Moreover, Zschach argued that compliance should arise from industry consensus, not from one firm’s persuasion of regulators. He emphasized that public blockchains now matter to finance. Possible uses include tokenized Treasury bonds, on-chain collateral, and cross-border settlement.
I’ve been around long enough to see a few “next big things” promise to reinvent global finance. Most fail because they underestimate one truth: banks, finance institutions, regulators and markets don’t move on hype. They move on trust.
However, he cautioned that a public chain is not a complete solution by itself. It supplies deterministic code, global availability, and programmable rails, but without legal enforceability, strict compliance, and privacy, it is a fast engine without a cockpit.
Meanwhile, Ripple continues to promote the XRP Ledger (XRPL) for international transfers, positioning XRP as a bridge between currencies. The company’s long dispute with the U.S. Securities and Exchange Commission appears to be nearing its conclusion, yet business uncertainty persists until the matter is fully closed. Banks and payment firms will weigh counterparty risk, vendor lock-in, and audit requirements alongside throughput and cost.
Additionally, Zschach’s stance highlights a wider industry choice: adopt neutral, jointly governed standards, or rely on private networks controlled by a single sponsor. For institutions, neutrality lowers switching costs and reduces perceived conflicts.
What I find most interesting is that the debate isn’t if public blockchains will be part of institutional finance but what is needed to scale globally.
Curious where you see the biggest gaps today: legal finality, compliance, standards, privacy or cross-system coordination?
For public chains, the path forward likely involves overlays for identity, privacy, and legal recourse, plus adherence to standardized messaging and settlement rules.

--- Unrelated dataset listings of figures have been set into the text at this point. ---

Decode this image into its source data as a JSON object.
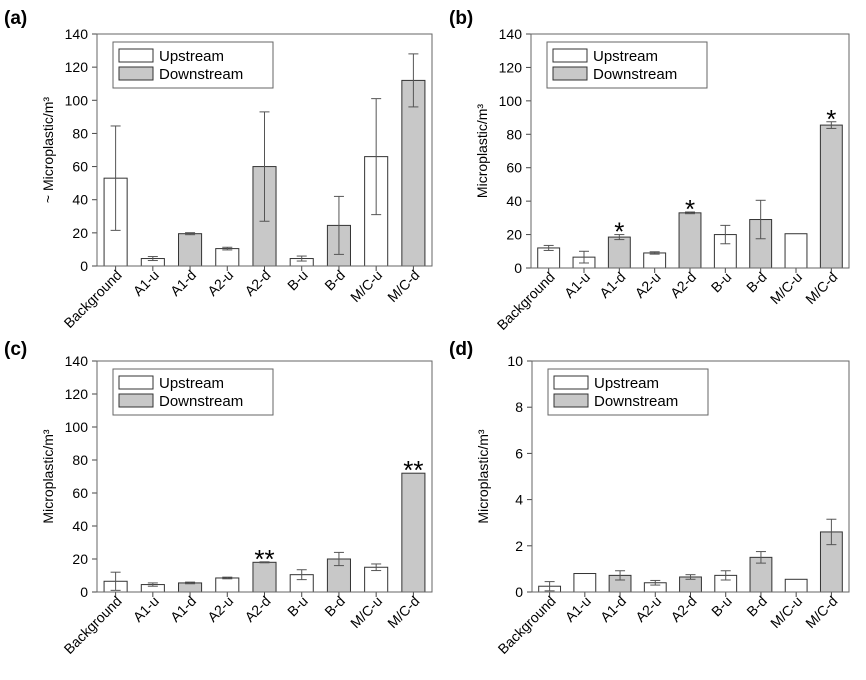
{
  "legend": {
    "upstream": "Upstream",
    "downstream": "Downstream"
  },
  "colors": {
    "upstream": "#ffffff",
    "downstream": "#c8c8c8",
    "background_bar": "#ffffff"
  },
  "chart_data": [
    {
      "panel": "(a)",
      "type": "bar",
      "ylabel": "~ Microplastic/m³",
      "ylim": [
        0,
        140
      ],
      "yticks": [
        "0",
        "20",
        "40",
        "60",
        "80",
        "100",
        "120",
        "140"
      ],
      "categories": [
        "Background",
        "A1-u",
        "A1-d",
        "A2-u",
        "A2-d",
        "B-u",
        "B-d",
        "M/C-u",
        "M/C-d"
      ],
      "kinds": [
        "up",
        "up",
        "down",
        "up",
        "down",
        "up",
        "down",
        "up",
        "down"
      ],
      "values": [
        53,
        4.5,
        19.5,
        10.5,
        60,
        4.5,
        24.5,
        66,
        112
      ],
      "errors": [
        31.5,
        1.2,
        0.6,
        0.8,
        33,
        1.5,
        17.5,
        35,
        16
      ],
      "significance": [
        "",
        "",
        "",
        "",
        "",
        "",
        "",
        "",
        ""
      ],
      "legend_position": "top-left"
    },
    {
      "panel": "(b)",
      "type": "bar",
      "ylabel": "Microplastic/m³",
      "ylim": [
        0,
        140
      ],
      "yticks": [
        "0",
        "20",
        "40",
        "60",
        "80",
        "100",
        "120",
        "140"
      ],
      "categories": [
        "Background",
        "A1-u",
        "A1-d",
        "A2-u",
        "A2-d",
        "B-u",
        "B-d",
        "M/C-u",
        "M/C-d"
      ],
      "kinds": [
        "up",
        "up",
        "down",
        "up",
        "down",
        "up",
        "down",
        "up",
        "down"
      ],
      "values": [
        12,
        6.5,
        18.5,
        9,
        33,
        20,
        29,
        20.5,
        85.5
      ],
      "errors": [
        1.5,
        3.5,
        1.5,
        0.7,
        0.5,
        5.5,
        11.5,
        0,
        2
      ],
      "significance": [
        "",
        "",
        "*",
        "",
        "*",
        "",
        "",
        "",
        "*"
      ],
      "legend_position": "top-left"
    },
    {
      "panel": "(c)",
      "type": "bar",
      "ylabel": "Microplastic/m³",
      "ylim": [
        0,
        140
      ],
      "yticks": [
        "0",
        "20",
        "40",
        "60",
        "80",
        "100",
        "120",
        "140"
      ],
      "categories": [
        "Background",
        "A1-u",
        "A1-d",
        "A2-u",
        "A2-d",
        "B-u",
        "B-d",
        "M/C-u",
        "M/C-d"
      ],
      "kinds": [
        "up",
        "up",
        "down",
        "up",
        "down",
        "up",
        "down",
        "up",
        "down"
      ],
      "values": [
        6.5,
        4.5,
        5.5,
        8.5,
        18,
        10.5,
        20,
        15,
        72
      ],
      "errors": [
        5.5,
        1,
        0.5,
        0.5,
        0.3,
        3,
        4,
        2,
        0
      ],
      "significance": [
        "",
        "",
        "",
        "",
        "**",
        "",
        "",
        "",
        "**"
      ],
      "legend_position": "top-left"
    },
    {
      "panel": "(d)",
      "type": "bar",
      "ylabel": "Microplastic/m³",
      "ylim": [
        0,
        10
      ],
      "yticks": [
        "0",
        "2",
        "4",
        "6",
        "8",
        "10"
      ],
      "categories": [
        "Background",
        "A1-u",
        "A1-d",
        "A2-u",
        "A2-d",
        "B-u",
        "B-d",
        "M/C-u",
        "M/C-d"
      ],
      "kinds": [
        "up",
        "up",
        "down",
        "up",
        "down",
        "up",
        "down",
        "up",
        "down"
      ],
      "values": [
        0.25,
        0.8,
        0.72,
        0.4,
        0.65,
        0.72,
        1.5,
        0.55,
        2.6
      ],
      "errors": [
        0.2,
        0,
        0.2,
        0.1,
        0.1,
        0.2,
        0.25,
        0,
        0.55
      ],
      "significance": [
        "",
        "",
        "",
        "",
        "",
        "",
        "",
        "",
        ""
      ],
      "legend_position": "top-left"
    }
  ]
}
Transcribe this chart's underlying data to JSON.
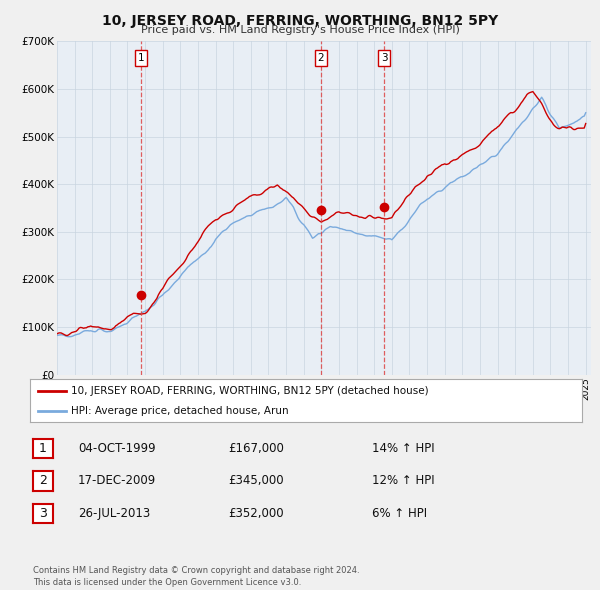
{
  "title": "10, JERSEY ROAD, FERRING, WORTHING, BN12 5PY",
  "subtitle": "Price paid vs. HM Land Registry's House Price Index (HPI)",
  "fig_bg_color": "#f0f0f0",
  "plot_bg_color": "#e8eef5",
  "ylabel": "",
  "ylim": [
    0,
    700000
  ],
  "yticks": [
    0,
    100000,
    200000,
    300000,
    400000,
    500000,
    600000,
    700000
  ],
  "ytick_labels": [
    "£0",
    "£100K",
    "£200K",
    "£300K",
    "£400K",
    "£500K",
    "£600K",
    "£700K"
  ],
  "legend_label_red": "10, JERSEY ROAD, FERRING, WORTHING, BN12 5PY (detached house)",
  "legend_label_blue": "HPI: Average price, detached house, Arun",
  "footer": "Contains HM Land Registry data © Crown copyright and database right 2024.\nThis data is licensed under the Open Government Licence v3.0.",
  "transactions": [
    {
      "num": 1,
      "date": "04-OCT-1999",
      "price": "£167,000",
      "hpi": "14% ↑ HPI",
      "year": 1999.75
    },
    {
      "num": 2,
      "date": "17-DEC-2009",
      "price": "£345,000",
      "hpi": "12% ↑ HPI",
      "year": 2009.96
    },
    {
      "num": 3,
      "date": "26-JUL-2013",
      "price": "£352,000",
      "hpi": "6% ↑ HPI",
      "year": 2013.56
    }
  ],
  "transaction_prices": [
    167000,
    345000,
    352000
  ],
  "red_line_color": "#cc0000",
  "blue_line_color": "#7aaadd",
  "vline_color": "#dd4444",
  "start_year": 1995,
  "end_year": 2025
}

Therefore, the competitive field may converge on two layers: public rails for transparency and programmability, and regulated service layers for KYC, reporting, and dispute resolution. Ripple’s traction will depend on how its governance and disclosures address institutional thresholds. Likewise, public-chain advocates must pair code with contracts. In payments, technology moves money; standards move markets.